Question

How do i solve this initial value problem:

Answer 1

and where's the problem?

Answer 2

\[ds/dt=8\sin^2(t+(\pi/2)), s(0)=8\]

Answer 3

can someone just tell, what it is we are trying to do here in this problem

Answer 4

are we integrating to find F or what? i dont get

Answer 5

\[ds/dt=8\sin^2(t+(\pi/2))\]

\[ds=8\sin^2(t+(\pi/2))dt\]

\[\int ds=\int8\sin^2(t+(\pi/2))dt\]

\[=\cdots\]

Answer 6

now, when integratins ds, does that just intergrate to s

Answer 7

yes \[\int ds=s+c\]

Answer 8

can i ask you one more thing...

Answer 9

I had this problem :
\[6+\int\limits_{a}^{x}f(t)/t^2 dt=2\sqrt{x}\]

Answer 10

i was told : for all x>0 find the function f and a number a such that

Answer 11

if you need to find f...then use the fundamental theorem of calculus and differentiate both sides..then solve for f

Answer 12

are we trying to isolate f(t)

Answer 13

f(x)

Answer 14

now what about this number "a", what is taht suppose to be?

Answer 15

\[\frac{d}{dx}\int\limits_{a}^{g(x)}f(t)dt=f(g(x))g'(x)\]

Answer 16

oh i see a is suppose to be like the lower limit of integration of something like that

Answer 17

yes...so it disappears once you differentiate.

Answer 18

how would i go about solving for that?

Answer 19

you need to differentiate both sides of your equation

Answer 20

i got : f(x)=x^2/x^1/2

Answer 21

oh then just plug a into that

Answer 22

the a plays no role in this problem

Answer 23

okay, but i was told to find a number "a"

Answer 24

find a number a such that what ?

Answer 25

such that:

\[6+\int\limits_{a}^{x}f(t)/t^2dt=2\sqrt{x}\]

Answer 26

ok...jas

Answer 27

what?

Answer 28

jas...just a sec

Answer 29

okay

Answer 30

look like 9

Answer 31

replace \[f(x)=x^{3/2}\] into the equation then integrate

Answer 32

what r u saying? like 6+x^3/2=2sqrtx

Answer 33

\[6+\int\limits_{a}^{x}\frac{t^{3/2}}{t^2} dt=2\sqrt{x}\]

Answer 34

\[6+\int\limits_{a}^{x}t^{-1/2} dt=2\sqrt{x}\]

Answer 35

\[6+\left.2t^{1/2}\right|_a^{x}=2\sqrt{x}\]

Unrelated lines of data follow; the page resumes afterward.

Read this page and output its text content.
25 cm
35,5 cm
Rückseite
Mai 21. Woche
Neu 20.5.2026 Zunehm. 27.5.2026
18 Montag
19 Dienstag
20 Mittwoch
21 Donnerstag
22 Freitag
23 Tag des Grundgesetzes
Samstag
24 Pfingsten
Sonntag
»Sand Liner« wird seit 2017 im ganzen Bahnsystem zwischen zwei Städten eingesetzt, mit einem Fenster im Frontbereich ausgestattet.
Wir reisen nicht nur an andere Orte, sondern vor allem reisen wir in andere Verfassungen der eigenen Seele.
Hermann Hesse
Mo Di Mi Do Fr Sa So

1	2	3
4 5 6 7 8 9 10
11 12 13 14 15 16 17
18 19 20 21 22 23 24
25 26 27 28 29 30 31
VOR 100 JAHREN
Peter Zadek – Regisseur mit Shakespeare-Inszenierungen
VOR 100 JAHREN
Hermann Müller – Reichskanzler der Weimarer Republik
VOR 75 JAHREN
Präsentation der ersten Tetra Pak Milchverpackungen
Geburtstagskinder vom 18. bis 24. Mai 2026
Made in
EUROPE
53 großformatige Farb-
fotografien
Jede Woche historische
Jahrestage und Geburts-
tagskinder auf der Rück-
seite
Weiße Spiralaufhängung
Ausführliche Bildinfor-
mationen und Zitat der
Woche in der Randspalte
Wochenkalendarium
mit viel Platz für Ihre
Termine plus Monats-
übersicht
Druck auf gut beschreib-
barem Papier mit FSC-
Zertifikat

\[6+2x^{1/2}-2a^{1/2}=2\sqrt{x}\]


\[6+2\sqrt{x}-2\sqrt{a}=2\sqrt{x}\]

Answer 36

a=9

Answer 37

no more questions from me after this one, why is it that we find the "a" this way?

Answer 38

how else would we find it?

Answer 39

but, i mean, why is this the way that we find it?

Answer 40

we need to isolate a. if a is stuck on the integral sign I can't isolate it.

Answer 41

thanks Zarkon, you the best, say hello to buzz for me

Answer 42

you know from toystory

Answer 43

Zarkon is from Voltron ;)